This ad for Barclays Bank mobile phone payment service currently airing on UK TV is a curious and rather clever egg. On the one hand it might seem to be resorting to the blokey, ‘regular guy’ clichés of the world as imagined/constructed by traditional advertising – Tradland. On the other, it deliberately goes against them, trying to appeal to the male viewer’s ‘blokey’ anxiety that he might be left ‘awkwardly on the edge of his friendship circle’.
Whoa! Isn’t that the kind of talk that used to be reserved for women’s magazines? OK, the voiceover is a slightly ironic-sounding Irish accent but nonetheless…. Plus in Tradland blokey advertising would often be based on exploiting anxiety about being ‘excluded’ – about being ‘that guy’ – but wouldn’t directly spell it out. That would be gay.
The number is wrong too, in Tradland terms. Three is the safe number for an all-male group. A couple of guys could be a couple – so a third was usually added to chaperone them. But four guys, as in this ad, could be two couples. And in fact, I’m fairly sure that this ad doesn’t want to exclude the possibility of gayness in this (not entirely white – and also gingerish) ‘friendship circle’ altogether.

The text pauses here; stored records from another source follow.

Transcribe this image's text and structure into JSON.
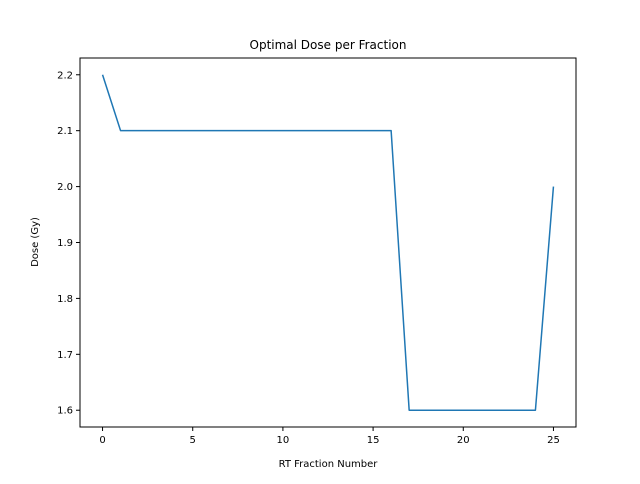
{
  "chart_data": {
    "type": "line",
    "title": "Optimal Dose per Fraction",
    "xlabel": "RT Fraction Number",
    "ylabel": "Dose (Gy)",
    "xlim": [
      -1.25,
      26.25
    ],
    "ylim": [
      1.57,
      2.23
    ],
    "xticks": [
      0,
      5,
      10,
      15,
      20,
      25
    ],
    "yticks": [
      1.6,
      1.7,
      1.8,
      1.9,
      2.0,
      2.1,
      2.2
    ],
    "xtick_labels": [
      "0",
      "5",
      "10",
      "15",
      "20",
      "25"
    ],
    "ytick_labels": [
      "1.6",
      "1.7",
      "1.8",
      "1.9",
      "2.0",
      "2.1",
      "2.2"
    ],
    "grid": false,
    "legend": "none",
    "series": [
      {
        "color": "#1f77b4",
        "x": [
          0,
          1,
          2,
          3,
          4,
          5,
          6,
          7,
          8,
          9,
          10,
          11,
          12,
          13,
          14,
          15,
          16,
          17,
          18,
          19,
          20,
          21,
          22,
          23,
          24,
          25
        ],
        "y": [
          2.2,
          2.1,
          2.1,
          2.1,
          2.1,
          2.1,
          2.1,
          2.1,
          2.1,
          2.1,
          2.1,
          2.1,
          2.1,
          2.1,
          2.1,
          2.1,
          2.1,
          1.6,
          1.6,
          1.6,
          1.6,
          1.6,
          1.6,
          1.6,
          1.6,
          2.0
        ]
      }
    ]
  }
}
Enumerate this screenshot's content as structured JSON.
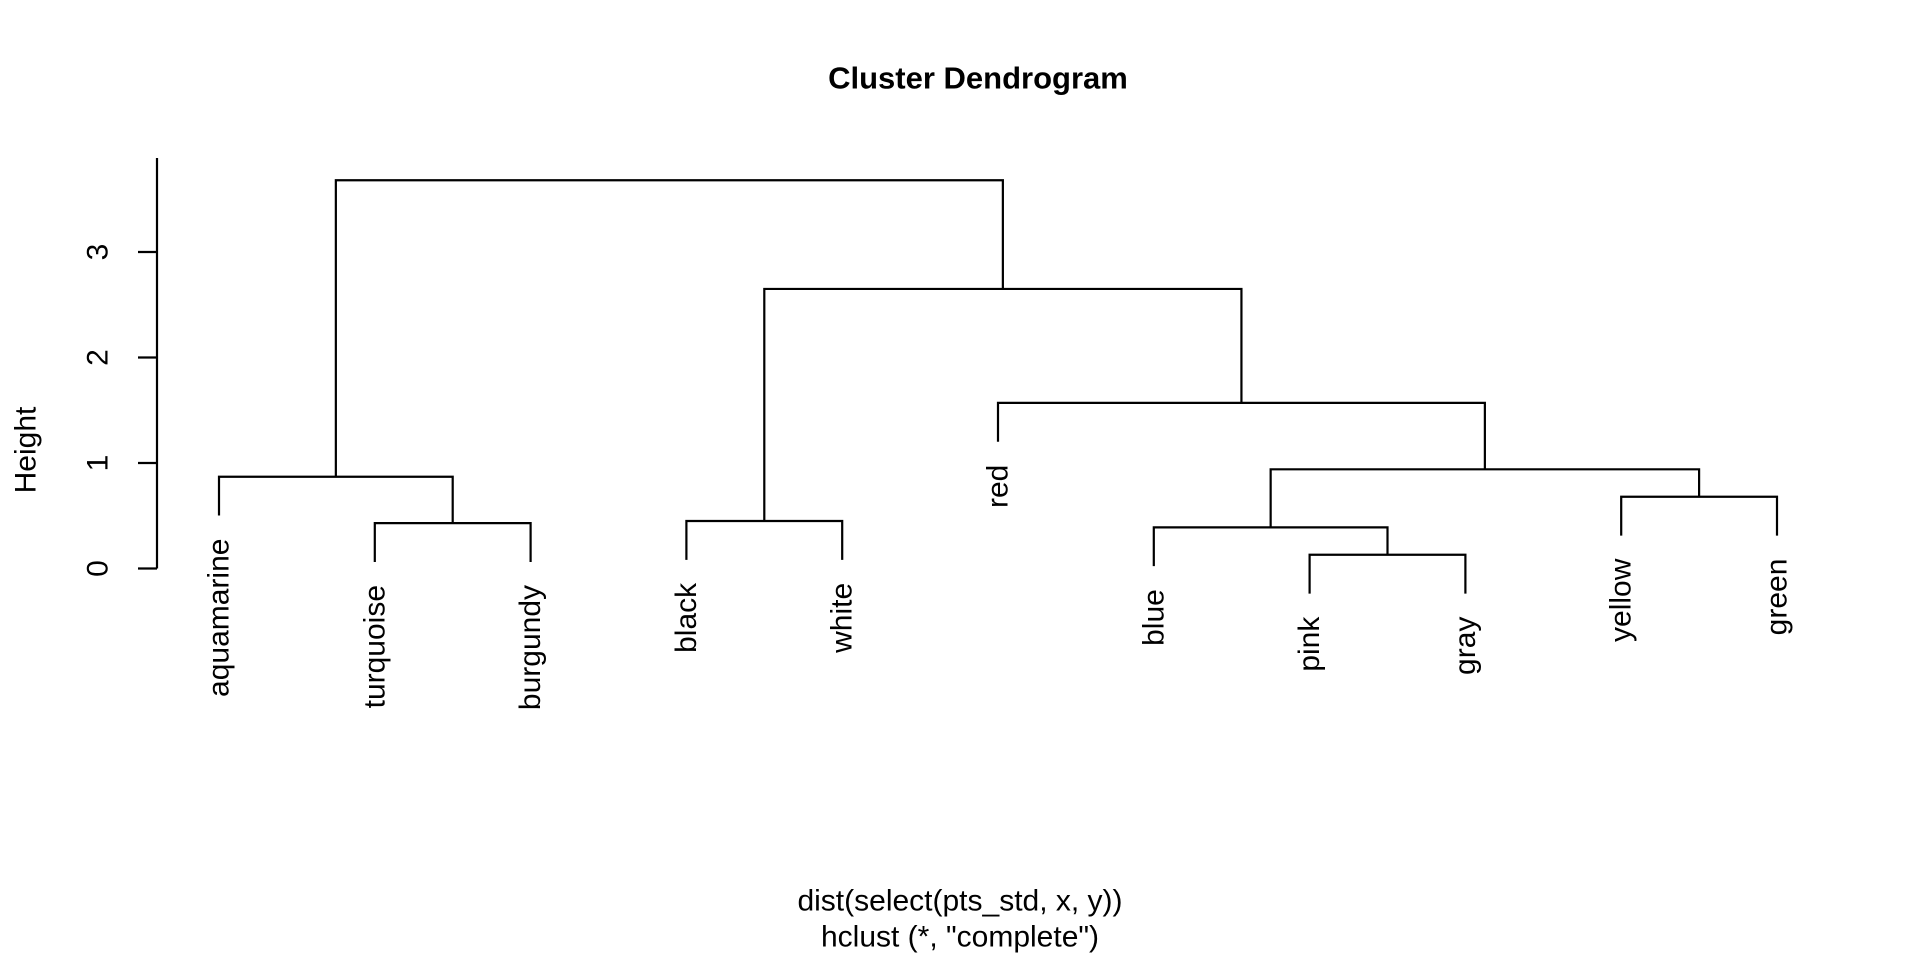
{
  "chart_data": {
    "type": "dendrogram",
    "title": "Cluster Dendrogram",
    "ylabel": "Height",
    "xlabel_line1": "dist(select(pts_std, x, y))",
    "xlabel_line2": "hclust (*, \"complete\")",
    "clustering_method": "complete",
    "y_ticks": [
      0,
      1,
      2,
      3
    ],
    "ylim": [
      0,
      3.68
    ],
    "hang": 0.1,
    "grid": false,
    "leaf_order": [
      "aquamarine",
      "turquoise",
      "burgundy",
      "black",
      "white",
      "red",
      "blue",
      "pink",
      "gray",
      "yellow",
      "green"
    ],
    "root": {
      "height": 3.68,
      "children": [
        {
          "height": 0.87,
          "children": [
            {
              "leaf": "aquamarine"
            },
            {
              "height": 0.43,
              "children": [
                {
                  "leaf": "turquoise"
                },
                {
                  "leaf": "burgundy"
                }
              ]
            }
          ]
        },
        {
          "height": 2.65,
          "children": [
            {
              "height": 0.45,
              "children": [
                {
                  "leaf": "black"
                },
                {
                  "leaf": "white"
                }
              ]
            },
            {
              "height": 1.57,
              "children": [
                {
                  "leaf": "red"
                },
                {
                  "height": 0.94,
                  "children": [
                    {
                      "height": 0.39,
                      "children": [
                        {
                          "leaf": "blue"
                        },
                        {
                          "height": 0.13,
                          "children": [
                            {
                              "leaf": "pink"
                            },
                            {
                              "leaf": "gray"
                            }
                          ]
                        }
                      ]
                    },
                    {
                      "height": 0.68,
                      "children": [
                        {
                          "leaf": "yellow"
                        },
                        {
                          "leaf": "green"
                        }
                      ]
                    }
                  ]
                }
              ]
            }
          ]
        }
      ]
    },
    "colors": {
      "line": "#000000",
      "text": "#000000",
      "background": "#ffffff"
    }
  }
}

I’m sure Barclays have done their market research and discovered that young men today are a different species to their dads – with many of them happy to kiss their male friends ‘because I love them’. Young men don’t mind and in fact enjoy showing that they need and value their mates. With cute little ‘thank you’ pictures.
Yes, the mates in this Barclays ‘friendship circle’ are depicted doing fairly traditional blokey activities, such as ‘having an Indian’, playing Playstation (a new male ‘tradition’) and going to the footie – but they all appear delightfully drippy and there’s no ‘reassuring’ machismo on display at all.
Perhaps though they should have been depicted snuggled up on the sofa watching The Great British Bake Off on TV, which last week succeeded in persuading more men to tune in than the Arsenal Championship League qualifier.
I have to say however that I’m thoroughly unconvinced by the central premise of the ad. It seems to me that the instant money transfer facility of Pingit isn’t likely to save friendships but rather hasten their demise – with fiendish e-efficiency. After all, if you’re owed money by a chum you can now seethe with indignation all day and every day wondering why they haven’t pinged you your effing pizza money yet.